Health and medical leaders around the country have issued strong calls to action on climate change. The Royal Australian College of General Practitioners, which represents over 40,000 GPs, recently signed an open letter to candidates and politicians urging them to acknowledge the profound impacts that climate change has on health.
We are currently failing to address the underlying cause of climate change. This is despite our lived experience, despite the solid data, despite the many scientific studies which paint an apocalyptic scenario if urgent action is not taken.
If we fail to tackle the underlying cause of worsening heatwaves, drought and other extreme weather events, we're fighting a losing battle.
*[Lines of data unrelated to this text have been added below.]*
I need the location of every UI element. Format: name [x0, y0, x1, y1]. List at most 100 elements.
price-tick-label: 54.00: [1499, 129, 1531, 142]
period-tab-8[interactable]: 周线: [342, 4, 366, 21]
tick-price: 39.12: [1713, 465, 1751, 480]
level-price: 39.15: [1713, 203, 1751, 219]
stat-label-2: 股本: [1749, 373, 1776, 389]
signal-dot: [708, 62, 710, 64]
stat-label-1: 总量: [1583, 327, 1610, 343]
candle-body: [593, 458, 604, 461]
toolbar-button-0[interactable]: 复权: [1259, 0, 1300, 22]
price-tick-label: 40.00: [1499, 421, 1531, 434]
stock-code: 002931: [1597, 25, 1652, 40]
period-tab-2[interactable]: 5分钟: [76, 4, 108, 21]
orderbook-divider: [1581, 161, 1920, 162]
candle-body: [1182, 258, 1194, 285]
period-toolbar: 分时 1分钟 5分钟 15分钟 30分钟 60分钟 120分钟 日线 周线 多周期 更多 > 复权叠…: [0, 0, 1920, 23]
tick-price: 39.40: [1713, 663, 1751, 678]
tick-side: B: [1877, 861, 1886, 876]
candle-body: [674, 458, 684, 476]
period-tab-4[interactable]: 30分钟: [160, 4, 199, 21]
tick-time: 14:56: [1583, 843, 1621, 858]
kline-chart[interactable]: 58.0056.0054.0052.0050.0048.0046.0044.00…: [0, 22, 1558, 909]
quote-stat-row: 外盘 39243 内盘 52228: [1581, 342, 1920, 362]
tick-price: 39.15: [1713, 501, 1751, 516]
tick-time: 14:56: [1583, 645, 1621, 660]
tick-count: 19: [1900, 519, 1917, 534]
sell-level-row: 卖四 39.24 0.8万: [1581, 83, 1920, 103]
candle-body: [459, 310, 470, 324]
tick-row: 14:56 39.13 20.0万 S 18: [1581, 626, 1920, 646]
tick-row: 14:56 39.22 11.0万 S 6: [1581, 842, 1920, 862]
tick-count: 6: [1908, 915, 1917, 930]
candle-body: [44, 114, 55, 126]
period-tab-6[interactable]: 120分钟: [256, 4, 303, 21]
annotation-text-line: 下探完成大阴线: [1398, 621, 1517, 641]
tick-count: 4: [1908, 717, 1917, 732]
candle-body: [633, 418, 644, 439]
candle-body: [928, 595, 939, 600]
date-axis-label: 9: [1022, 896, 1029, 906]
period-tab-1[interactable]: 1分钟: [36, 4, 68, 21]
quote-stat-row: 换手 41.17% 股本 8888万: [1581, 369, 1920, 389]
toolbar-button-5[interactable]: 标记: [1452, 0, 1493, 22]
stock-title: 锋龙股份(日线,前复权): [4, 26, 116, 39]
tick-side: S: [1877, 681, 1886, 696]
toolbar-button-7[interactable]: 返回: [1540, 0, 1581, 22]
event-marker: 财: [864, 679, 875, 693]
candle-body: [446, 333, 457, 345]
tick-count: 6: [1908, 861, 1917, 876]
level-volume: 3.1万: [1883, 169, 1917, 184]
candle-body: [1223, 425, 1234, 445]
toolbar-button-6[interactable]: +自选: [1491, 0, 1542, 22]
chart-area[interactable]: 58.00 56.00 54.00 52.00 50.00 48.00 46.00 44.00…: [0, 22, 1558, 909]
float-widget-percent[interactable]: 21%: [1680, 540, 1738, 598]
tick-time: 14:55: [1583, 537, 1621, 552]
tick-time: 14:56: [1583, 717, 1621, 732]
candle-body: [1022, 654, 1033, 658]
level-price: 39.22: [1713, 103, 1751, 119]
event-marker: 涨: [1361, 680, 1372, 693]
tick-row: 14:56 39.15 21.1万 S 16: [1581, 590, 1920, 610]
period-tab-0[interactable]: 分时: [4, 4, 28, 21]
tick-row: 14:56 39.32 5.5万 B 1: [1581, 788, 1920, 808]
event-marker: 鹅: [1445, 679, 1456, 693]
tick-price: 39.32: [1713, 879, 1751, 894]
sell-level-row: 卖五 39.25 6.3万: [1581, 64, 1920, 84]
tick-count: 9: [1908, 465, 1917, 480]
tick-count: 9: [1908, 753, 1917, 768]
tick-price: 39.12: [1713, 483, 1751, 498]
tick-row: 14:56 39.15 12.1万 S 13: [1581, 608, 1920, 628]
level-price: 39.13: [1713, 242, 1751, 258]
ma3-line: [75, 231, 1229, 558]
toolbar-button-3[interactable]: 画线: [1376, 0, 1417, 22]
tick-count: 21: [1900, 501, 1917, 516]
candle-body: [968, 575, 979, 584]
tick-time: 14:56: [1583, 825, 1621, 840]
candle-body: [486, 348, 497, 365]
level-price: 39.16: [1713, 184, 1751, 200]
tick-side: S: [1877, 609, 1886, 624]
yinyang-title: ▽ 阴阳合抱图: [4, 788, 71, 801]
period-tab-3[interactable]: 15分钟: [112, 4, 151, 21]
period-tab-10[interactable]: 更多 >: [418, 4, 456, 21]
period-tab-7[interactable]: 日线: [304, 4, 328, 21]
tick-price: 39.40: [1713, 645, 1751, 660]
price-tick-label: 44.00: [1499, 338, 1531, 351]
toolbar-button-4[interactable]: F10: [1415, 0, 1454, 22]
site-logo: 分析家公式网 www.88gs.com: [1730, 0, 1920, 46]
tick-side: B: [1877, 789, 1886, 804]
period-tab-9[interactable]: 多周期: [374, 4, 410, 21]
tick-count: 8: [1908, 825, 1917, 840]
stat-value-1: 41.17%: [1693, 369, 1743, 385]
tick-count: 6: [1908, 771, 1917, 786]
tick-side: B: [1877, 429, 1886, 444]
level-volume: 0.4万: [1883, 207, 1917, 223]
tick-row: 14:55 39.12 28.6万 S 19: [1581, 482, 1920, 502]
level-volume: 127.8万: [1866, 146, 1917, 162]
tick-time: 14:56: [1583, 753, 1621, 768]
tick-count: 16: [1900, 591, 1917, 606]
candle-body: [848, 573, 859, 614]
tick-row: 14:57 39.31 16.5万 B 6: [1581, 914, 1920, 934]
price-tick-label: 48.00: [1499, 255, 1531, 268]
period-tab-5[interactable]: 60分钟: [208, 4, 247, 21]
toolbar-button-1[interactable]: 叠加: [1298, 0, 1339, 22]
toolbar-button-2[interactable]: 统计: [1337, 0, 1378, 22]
Like the smoker with emphysema whose lungs are damaged from years of tobacco - they need the puffers and medications that will help them breathe, but if they continue to smoke their health will inevitably decline, and quickly. Quitting smoking is a no-brainer in this situation.
Similarly, we have to tackle Australia's addiction to coal. Fossil fuel use, such as in coal-fired power stations, is the number one driver of climate change.
The good news is that the solutions are ready to go. It is entirely possible to power our grid with clean and cheap renewable energy and transition away from fossil fuels. Regenerative agriculture offers opportunities to build biodiversity and resilience into farms.
For this rapid transformation to occur we need political will and vision. This election is a chance to vote for candidates who can act in the interests of our health and that of future generations, and vote for climate action.